Miles hat, bis auf die drei Jahren, die er auf dem College verbrachte, immer in Empire Falls gelebt. Damals kam er zurück, weil seine Mutter schwer erkrankte. Anstatt nach ihrem Tod seinen Abschluss zu machen, begrub er seine Träume und übernahm das Diner.
Seit jeher bemüht sich Miles es allen Recht zu machen. Trotz der Trennung hat er meist ein offenes Ohr für seine Ex-Frau, er kümmert sich um seine pubertierende Tochter Tick, steckt seinem leichtlebigen Vater Geld zu und sorgt sich um seinen jüngeren Bruder David. Einmal im Jahr nimmt er sich eine Auszeit und fährt an seinen Sehnsuchtsort Martha’s Vineyard. Doch statt seinen Träumen nachzugeben, hält er an seinen Verpflichtungen fest und kehrt jedes Mal zurück.

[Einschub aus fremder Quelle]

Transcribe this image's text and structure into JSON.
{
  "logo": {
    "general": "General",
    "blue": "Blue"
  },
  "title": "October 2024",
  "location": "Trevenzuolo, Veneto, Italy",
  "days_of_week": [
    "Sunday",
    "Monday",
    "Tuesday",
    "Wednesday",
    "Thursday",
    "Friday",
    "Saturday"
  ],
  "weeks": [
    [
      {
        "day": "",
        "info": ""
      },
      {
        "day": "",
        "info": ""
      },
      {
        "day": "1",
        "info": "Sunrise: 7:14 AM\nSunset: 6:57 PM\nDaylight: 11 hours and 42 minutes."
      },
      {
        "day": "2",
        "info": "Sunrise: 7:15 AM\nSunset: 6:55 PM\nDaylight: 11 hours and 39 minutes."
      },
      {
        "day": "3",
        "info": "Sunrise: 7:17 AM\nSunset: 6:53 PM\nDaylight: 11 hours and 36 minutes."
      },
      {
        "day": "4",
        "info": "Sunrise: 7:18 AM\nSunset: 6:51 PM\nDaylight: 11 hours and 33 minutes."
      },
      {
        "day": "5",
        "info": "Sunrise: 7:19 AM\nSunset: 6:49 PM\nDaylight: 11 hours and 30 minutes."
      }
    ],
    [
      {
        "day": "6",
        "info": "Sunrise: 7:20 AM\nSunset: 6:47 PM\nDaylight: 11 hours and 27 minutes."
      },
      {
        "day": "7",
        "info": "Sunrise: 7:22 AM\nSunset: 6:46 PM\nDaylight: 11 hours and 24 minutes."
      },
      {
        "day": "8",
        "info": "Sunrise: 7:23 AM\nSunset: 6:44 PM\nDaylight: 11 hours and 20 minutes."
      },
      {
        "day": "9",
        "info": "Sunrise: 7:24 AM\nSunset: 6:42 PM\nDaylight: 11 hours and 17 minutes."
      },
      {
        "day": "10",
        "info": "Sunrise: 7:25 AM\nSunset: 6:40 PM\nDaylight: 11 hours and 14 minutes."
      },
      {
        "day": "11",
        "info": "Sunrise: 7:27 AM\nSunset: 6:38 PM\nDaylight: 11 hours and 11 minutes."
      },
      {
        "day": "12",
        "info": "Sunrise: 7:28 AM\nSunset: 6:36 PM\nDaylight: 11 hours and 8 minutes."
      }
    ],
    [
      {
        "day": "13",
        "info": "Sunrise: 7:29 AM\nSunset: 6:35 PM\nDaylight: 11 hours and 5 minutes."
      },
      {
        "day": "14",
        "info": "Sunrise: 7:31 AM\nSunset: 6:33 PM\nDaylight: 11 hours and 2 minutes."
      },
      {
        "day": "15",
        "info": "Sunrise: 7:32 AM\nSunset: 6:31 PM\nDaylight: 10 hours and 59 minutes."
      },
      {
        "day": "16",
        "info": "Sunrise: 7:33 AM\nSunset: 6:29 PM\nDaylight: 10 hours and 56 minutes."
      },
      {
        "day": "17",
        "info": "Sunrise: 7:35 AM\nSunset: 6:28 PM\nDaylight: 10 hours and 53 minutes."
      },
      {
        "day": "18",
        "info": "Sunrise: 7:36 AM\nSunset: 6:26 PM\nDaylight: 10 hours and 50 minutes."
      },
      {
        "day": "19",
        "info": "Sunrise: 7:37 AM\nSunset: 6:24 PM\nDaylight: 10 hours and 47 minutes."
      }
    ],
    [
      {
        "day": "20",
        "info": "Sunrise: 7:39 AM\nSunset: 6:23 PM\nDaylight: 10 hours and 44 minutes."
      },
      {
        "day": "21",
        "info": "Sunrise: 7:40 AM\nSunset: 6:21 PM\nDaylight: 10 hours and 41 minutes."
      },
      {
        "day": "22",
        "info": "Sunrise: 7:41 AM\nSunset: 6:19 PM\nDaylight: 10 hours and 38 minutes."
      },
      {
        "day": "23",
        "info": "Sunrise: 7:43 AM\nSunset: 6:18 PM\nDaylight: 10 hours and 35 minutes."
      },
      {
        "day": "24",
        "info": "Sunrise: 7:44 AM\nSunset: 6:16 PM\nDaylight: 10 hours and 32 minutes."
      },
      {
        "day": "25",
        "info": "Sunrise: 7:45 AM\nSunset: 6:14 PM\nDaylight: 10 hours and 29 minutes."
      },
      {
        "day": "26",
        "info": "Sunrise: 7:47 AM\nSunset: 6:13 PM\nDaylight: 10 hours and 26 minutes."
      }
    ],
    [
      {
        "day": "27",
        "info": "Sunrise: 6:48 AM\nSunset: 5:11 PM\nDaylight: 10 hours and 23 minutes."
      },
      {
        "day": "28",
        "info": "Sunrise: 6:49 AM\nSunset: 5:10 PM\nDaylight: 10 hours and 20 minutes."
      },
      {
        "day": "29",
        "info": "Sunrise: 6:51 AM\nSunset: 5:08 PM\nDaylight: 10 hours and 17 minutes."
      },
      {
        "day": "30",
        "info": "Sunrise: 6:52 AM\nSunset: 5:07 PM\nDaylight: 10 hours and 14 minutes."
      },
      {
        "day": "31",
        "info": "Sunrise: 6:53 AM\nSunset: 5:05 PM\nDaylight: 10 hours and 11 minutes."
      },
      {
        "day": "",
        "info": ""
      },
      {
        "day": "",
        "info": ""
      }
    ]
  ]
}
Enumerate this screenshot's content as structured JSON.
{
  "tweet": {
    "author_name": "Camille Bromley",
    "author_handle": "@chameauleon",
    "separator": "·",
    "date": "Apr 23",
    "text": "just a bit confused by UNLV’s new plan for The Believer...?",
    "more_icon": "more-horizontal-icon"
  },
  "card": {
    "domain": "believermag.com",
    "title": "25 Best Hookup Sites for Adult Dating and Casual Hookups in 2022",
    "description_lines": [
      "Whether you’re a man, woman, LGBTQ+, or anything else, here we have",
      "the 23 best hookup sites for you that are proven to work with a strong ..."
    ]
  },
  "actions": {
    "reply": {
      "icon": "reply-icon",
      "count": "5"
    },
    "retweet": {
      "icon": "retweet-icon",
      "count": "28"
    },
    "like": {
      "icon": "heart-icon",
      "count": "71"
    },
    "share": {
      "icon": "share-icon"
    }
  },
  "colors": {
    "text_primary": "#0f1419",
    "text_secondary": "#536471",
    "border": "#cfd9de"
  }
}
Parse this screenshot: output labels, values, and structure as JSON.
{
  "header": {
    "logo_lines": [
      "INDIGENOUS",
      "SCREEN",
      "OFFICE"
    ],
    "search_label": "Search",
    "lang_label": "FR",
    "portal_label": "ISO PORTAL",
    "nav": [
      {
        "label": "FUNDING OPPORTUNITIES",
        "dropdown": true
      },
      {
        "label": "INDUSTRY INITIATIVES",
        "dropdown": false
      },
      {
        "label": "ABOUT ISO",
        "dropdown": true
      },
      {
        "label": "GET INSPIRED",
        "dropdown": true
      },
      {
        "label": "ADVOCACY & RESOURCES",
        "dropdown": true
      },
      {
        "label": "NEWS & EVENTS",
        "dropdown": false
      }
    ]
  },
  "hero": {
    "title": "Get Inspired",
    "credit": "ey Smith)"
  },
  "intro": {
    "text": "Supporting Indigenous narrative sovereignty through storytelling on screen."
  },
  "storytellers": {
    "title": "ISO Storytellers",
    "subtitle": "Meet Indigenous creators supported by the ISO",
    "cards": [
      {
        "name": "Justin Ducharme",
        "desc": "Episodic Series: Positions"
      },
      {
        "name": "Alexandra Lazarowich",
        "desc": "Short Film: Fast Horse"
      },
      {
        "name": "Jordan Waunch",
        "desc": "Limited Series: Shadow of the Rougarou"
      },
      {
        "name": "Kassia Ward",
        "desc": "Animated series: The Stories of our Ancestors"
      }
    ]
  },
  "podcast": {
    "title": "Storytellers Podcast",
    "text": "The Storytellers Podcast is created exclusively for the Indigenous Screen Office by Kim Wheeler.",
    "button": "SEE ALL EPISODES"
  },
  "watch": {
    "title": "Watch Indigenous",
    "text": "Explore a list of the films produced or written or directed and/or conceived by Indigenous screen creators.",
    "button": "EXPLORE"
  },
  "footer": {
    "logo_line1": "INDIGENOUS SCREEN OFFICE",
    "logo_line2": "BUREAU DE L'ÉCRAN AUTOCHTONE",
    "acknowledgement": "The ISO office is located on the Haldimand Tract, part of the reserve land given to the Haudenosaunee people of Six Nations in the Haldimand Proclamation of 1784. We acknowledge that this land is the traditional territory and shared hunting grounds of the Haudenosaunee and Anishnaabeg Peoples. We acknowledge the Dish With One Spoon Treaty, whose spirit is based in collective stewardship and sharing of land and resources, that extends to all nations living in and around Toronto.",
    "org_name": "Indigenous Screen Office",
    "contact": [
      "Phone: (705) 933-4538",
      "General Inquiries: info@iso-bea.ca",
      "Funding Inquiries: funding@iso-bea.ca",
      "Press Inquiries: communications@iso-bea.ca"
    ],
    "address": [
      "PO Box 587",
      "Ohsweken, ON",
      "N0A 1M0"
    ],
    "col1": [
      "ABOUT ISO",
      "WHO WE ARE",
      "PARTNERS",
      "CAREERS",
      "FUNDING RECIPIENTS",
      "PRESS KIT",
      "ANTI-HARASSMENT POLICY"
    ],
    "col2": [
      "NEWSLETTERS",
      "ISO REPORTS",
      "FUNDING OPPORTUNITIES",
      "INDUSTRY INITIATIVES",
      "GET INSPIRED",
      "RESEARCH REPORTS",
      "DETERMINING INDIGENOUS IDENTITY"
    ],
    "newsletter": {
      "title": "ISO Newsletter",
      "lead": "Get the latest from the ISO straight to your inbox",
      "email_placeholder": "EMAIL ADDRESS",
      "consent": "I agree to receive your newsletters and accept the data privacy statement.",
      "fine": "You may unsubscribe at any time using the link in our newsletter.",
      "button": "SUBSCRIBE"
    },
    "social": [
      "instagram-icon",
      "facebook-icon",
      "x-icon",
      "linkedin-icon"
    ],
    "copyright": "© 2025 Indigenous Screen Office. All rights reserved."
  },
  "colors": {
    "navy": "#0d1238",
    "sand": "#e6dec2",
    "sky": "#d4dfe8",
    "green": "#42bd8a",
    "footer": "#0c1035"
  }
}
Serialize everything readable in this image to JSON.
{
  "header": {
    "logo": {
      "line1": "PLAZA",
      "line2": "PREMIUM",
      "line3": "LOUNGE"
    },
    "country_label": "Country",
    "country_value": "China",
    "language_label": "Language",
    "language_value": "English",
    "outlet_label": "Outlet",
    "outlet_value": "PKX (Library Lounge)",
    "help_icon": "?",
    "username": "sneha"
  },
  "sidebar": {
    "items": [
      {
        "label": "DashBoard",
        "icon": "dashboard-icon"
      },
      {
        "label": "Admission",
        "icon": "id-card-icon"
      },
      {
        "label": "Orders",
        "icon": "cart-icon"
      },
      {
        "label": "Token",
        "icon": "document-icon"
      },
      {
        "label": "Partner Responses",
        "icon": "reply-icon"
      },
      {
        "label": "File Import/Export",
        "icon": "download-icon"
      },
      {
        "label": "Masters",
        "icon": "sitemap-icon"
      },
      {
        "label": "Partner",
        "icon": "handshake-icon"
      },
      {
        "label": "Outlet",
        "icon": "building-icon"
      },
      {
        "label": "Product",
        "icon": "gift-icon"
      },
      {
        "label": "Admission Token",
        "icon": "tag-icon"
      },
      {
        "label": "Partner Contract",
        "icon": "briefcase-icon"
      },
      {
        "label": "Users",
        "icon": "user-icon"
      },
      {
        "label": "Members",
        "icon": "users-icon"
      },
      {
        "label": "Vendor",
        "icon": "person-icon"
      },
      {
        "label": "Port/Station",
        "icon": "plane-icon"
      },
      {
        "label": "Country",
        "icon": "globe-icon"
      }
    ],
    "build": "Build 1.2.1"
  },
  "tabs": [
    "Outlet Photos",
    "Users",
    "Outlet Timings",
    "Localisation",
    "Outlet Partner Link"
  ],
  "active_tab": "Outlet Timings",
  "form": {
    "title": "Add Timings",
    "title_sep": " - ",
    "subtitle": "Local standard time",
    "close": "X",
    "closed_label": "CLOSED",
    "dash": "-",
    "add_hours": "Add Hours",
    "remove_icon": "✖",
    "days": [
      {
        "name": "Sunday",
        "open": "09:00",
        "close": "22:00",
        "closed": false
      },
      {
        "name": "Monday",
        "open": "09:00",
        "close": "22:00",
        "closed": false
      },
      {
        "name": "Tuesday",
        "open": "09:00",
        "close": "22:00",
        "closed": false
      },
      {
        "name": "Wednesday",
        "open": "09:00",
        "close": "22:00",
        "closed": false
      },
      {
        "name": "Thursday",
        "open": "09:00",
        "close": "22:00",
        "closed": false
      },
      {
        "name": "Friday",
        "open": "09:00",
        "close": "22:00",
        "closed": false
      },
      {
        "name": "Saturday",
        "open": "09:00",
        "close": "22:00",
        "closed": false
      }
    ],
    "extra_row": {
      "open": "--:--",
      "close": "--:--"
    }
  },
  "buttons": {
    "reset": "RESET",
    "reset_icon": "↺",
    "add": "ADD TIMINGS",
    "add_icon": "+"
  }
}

Mittlerweile gibt es für Miles mehr Gründe in Empire Falls zu bleiben, als den Ort endgültig zu verlassen. Allen voran seine Tochter. Trotzdem lässt ihn die Sehnsucht nach einem anderen Leben nicht los.
Handlung
Miles Roby steht kurz vor seiner Scheidung. Endlich hat seine Ex-Frau Janine jemanden gefunden, der ihr ein vermeintlich besseres Leben bieten kann. Walt besitzt ein Fitness Studio und mit seiner Hilfe hat sie ihren Traum vom Idealgewicht erreicht. Janine sieht eine rosige Zukunft vor sich. Nur ihre gemeinsame Tochter Tick kann dem neuen Mann an der Seite ihrer Mutter nichts abgewinnen.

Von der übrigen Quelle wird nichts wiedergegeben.